Daniel Pommier : Il y a d'abord, selon moi, un gros problème d'ordre philosophique. Nous avons, dans notre secteur, beaucoup de vrais professionnels, qui vendent une prestation mais qui oublient de vendre du plaisir. Un des phénomènes très significatifs, c'est quand on ne sert plus au comptoir. Or, le comptoir, c'est la convivialité, le sourire, être en relation directe avec la personne qui prépare le café, tire la bière. C'est pouvoir s'amuser et amuser le client... Je ne vois pas ce qu'il y a de mal à faire rire un consommateur... J'ajouterais aussi que dans beaucoup d'établissements, le prix est dissuasif. Je sais, on va tout de suite me dire qu'on croule sous les charges. C'est vrai, mais quand un client paye 5 euros un demi d'une bière qu'il peut avoir chez lui à un prix nettement inférieur, il y a problème. Savez-vous aussi combien représente un Mohito à 8 euros dans le budget de quelqu'un qui gagne le Smic ? Si on veut vendre, il faut que les gens puissent acheter.
Votre politique de prix à l'Extérieur Quai ?
Le café est à 1,20 au comptoir et 1,60 en salle. Le plat du jour est à 9 euros et le menu, entrée/plat ou plat/dessert est à 12 euros le midi. Le soir, on propose Moules au choix et sa bière à 14,90 euros.
Pour vous, le fait maison, fait partie d'une stratégie prix accessible. Dans quelle mesure ?
Nous faisons nous-mêmes nos terrines, nos rillettes. Faire soi-même fait baisser les coûts à l'achat et cela demande du personnel pour l'élaboration. Dans le contexte actuel, c'est une adéquation qui est bonne pour la société. L'emploi est valorisé et on s'y retrouve. Derrière, il faut avoir le bon matériel et avoir une ligne de conduite cohérente.
Par exemple ?
Nous fabriquons nos croissants. J'ai installé le four adéquat. Cela me revient bien moins cher que si je les achetais chez un boulanger, la qualité que je prends est nettement supérieure et le client est heureux. Il faut faire très attention à la qualité du produit. Le consommateur y est très sensible. J'achète le poisson à Rungis et il m'arrive de mettre en plat du jour un bar rôti entier de 350 g. Après, c'est une question d'équilibre. Il savoir être généreux. Des actes généreux, ça manque dans nos établissements. Au Bouillon Belge, mon prédécesseur faisait la soirée coucous gratuit. Mais il servait des petites portions. J'ai conservé la formule en proposant une assiette bien remplie. Eh bien j'ai nettement augmenté le chiffre d'affaires des ventes additionnelles, que ce soit les boissons, les desserts ce soir-là. C'est un rendez-vous différent que l'on donne à la clientèle.
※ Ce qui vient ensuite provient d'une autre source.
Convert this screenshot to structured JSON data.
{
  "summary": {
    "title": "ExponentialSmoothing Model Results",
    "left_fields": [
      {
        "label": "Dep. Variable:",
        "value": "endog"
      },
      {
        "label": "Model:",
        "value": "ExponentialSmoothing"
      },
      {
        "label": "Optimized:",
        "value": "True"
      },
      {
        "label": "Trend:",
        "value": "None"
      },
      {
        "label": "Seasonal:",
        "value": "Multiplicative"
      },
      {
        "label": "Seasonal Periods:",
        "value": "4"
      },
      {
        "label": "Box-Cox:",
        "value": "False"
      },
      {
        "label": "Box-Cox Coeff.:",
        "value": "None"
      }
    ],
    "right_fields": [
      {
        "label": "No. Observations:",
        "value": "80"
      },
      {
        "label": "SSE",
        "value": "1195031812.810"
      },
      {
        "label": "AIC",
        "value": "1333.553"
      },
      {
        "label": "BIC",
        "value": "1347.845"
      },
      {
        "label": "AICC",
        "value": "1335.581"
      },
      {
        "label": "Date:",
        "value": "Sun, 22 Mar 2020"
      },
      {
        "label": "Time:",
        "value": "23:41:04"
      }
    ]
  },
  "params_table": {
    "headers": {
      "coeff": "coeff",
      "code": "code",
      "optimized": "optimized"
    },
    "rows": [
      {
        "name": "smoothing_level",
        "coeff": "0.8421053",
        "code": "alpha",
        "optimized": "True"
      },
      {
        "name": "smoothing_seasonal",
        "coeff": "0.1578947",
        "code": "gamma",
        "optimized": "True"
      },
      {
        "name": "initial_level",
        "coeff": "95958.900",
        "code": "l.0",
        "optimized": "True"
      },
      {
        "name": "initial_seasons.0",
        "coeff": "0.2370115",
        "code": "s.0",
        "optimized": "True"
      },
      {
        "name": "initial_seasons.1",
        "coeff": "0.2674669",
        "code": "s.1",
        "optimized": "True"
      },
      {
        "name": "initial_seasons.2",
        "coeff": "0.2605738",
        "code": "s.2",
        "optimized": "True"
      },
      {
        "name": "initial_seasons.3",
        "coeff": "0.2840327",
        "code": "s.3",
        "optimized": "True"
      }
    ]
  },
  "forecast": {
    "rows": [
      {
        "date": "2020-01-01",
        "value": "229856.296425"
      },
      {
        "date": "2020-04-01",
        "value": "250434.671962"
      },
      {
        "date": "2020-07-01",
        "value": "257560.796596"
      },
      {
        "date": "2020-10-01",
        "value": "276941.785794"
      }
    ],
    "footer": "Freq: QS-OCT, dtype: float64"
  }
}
La terrine sur table et à volonté, que vous pratiquez à l'Extérieur Quai, s'inscrit dans cet esprit ?
Oui. Et ne croyez pas que les consommateurs abusent. Rares sont ceux qui se goinfrent et la balance penche résolument du bon côté, du côté des clients satisfaits et qui reviennent. Le café/bar n'est pas un restaurant même si nous faisons une prestation repas. Cette prestation repas doit être pensée dans le cadre d'une activité qui est avant tout celle du débit de boissons. Le café doit conserver son identité s'il veut fonctionner.
La bière est un produit phare chez vous…
La bière est aussi complexe que le vin et si on sert la même bière que son voisin, je ne vois pas où est l'intérêt pour le client. La bière n'est pas considérée à sa juste valeur. On la prend souvent comme un accessoire. Au Bouillon Belge, nous proposons 14 bières à la pression et 10 au Bouillon Stef. Ici, nous avons 9 becs et je vais en rajouter 4 prochainement. Je travaille des bières peu connues des consommateurs de bière lambda en m'appuyant sur le savoir-faire de SAB Miller. J'ai un large choix de bières à la bouteille également. J'ai des clients qui viennent uniquement pour le plaisir de boire telle ou telle bière.
Vous êtes vice-trésorier du collectif Bars-bar. Pourquoi cet engagement ?
L'objectif est de remettre le café à sa place dans la société. On oublie complètement que le café est un vrai régulateur social, qu'il soit en ville ou en zone rurale. Quant au fait de faire venir des artistes, c'est important. Mais il ne faut pas organiser une soirée en pensant que c'est l'artiste qui va faire venir du monde. C'est au bistrot de faire venir la clientèle et de lui faire découvrir un spectacle ou un artiste. La notion est très importante. On revient à cette notion de générosité que j'évoquais tout à l'heure.